Theresa May is set to deliver a major speech within the next three weeks outlining the future relationship Britain wants to have with the EU.

The prime minister has ruled out continued membership of the single market and customs union.

But Ms Soubry, one of 11 pro-European Conservative MPs who defeated the government in December on the right to get a vote on any final Brexit deal, said the PM's stance was a "huge mistake".

"Not only is it bad for our economy but it also fundamentally undermines the [Northern Ireland] peace process that was achieved and this is really important," she told Andrew Marr.

She said she wanted the UK to remain in the European Free Trade Area, like Norway, which would allow access to the single market without being a member of the EU.

Asked by Andrew Marr if they believed they had a majority in the House of Commons to defeat "the kind of Brexit the prime minister wants", Ms Soubry said: "If she's not careful, yes."

Mr Umunna said: "There is no majority in the House of Commons for us simply to jump off a cliff."

Another referendum?

When Andrew Marr suggested to Ms Soubry that she was politically closer to Mr Umunna than she was to leading Brexiteer and Conservative colleague Jacob Rees-Mogg, she said: "I'm not denying that."

Asked if she thought Brexit would definitely happen, Ms Soubry said: "I genuinely don't know what is going to happen."

Responding to whether it might be stopped, she said: "Well I'll tell you who might stop it, and that's the people of this country.

"We won't stop it. It is the people.
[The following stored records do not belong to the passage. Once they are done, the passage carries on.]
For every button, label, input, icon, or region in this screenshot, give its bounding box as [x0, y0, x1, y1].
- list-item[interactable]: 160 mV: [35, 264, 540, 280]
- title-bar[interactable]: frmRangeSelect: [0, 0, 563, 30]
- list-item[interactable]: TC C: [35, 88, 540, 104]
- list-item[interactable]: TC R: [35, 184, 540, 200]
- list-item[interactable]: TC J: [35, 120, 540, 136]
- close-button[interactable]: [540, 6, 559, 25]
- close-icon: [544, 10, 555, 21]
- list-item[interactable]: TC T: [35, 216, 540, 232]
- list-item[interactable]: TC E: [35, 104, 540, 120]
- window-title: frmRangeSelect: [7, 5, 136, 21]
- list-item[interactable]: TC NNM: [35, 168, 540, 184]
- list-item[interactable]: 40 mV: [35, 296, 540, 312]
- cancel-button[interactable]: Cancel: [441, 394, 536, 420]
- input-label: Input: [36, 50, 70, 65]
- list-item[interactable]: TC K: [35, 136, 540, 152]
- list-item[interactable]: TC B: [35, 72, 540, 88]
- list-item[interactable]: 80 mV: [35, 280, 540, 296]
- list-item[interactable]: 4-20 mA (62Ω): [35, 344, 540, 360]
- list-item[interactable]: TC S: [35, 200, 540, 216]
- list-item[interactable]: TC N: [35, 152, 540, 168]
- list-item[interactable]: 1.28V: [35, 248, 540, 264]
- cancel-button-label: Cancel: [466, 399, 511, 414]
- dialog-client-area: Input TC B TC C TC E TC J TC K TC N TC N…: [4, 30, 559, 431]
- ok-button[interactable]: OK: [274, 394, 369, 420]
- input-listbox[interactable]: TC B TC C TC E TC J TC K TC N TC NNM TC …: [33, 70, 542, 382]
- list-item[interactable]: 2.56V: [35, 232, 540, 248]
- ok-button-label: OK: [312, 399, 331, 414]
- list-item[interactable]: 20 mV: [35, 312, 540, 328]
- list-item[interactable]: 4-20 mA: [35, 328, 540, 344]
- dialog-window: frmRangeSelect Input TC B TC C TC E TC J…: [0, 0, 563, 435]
We gave the people a referendum to start this process."

Mr Umunna said he also backed another referendum on the terms of the Brexit deal - something his party leader Jeremy Corbyn has appeared to rule out.

He claimed the Labour leader - who last month rejected calls to attend a cross-party summit on avoiding a "hard Brexit" - was "open minded" about staying in the single market.

'National interest'

"I cannot conceive of circumstances where Labour MPs are marshalled to go through the lobby and vote against us staying in the customs union and the single market, with the likes of Jacob Rees-Mogg, Boris Johnson and Michael Gove," said Mr Umunna.

Both MPs insisted they were acting in the "national interest," which they said transcended party politics.

Labour's shadow chancellor John McDonnell said another Brexit referendum would cause divisions and a "better route" would be to have a general election.

"Better we have a general election. On the issue, and all the other issues, because you then have a wider debate as well," he told told ITV's Peston On Sunday.

Lib Dem leader Sir Vince Cable, who is campaigning for another referendum, said: "It is good to see cross-party cooperation between Tory and Labour rebels."

He said he was "optimistic that the rebellions in both Tory and Labour parties will spread in coming weeks", and that his party was working with them in the House of Lords.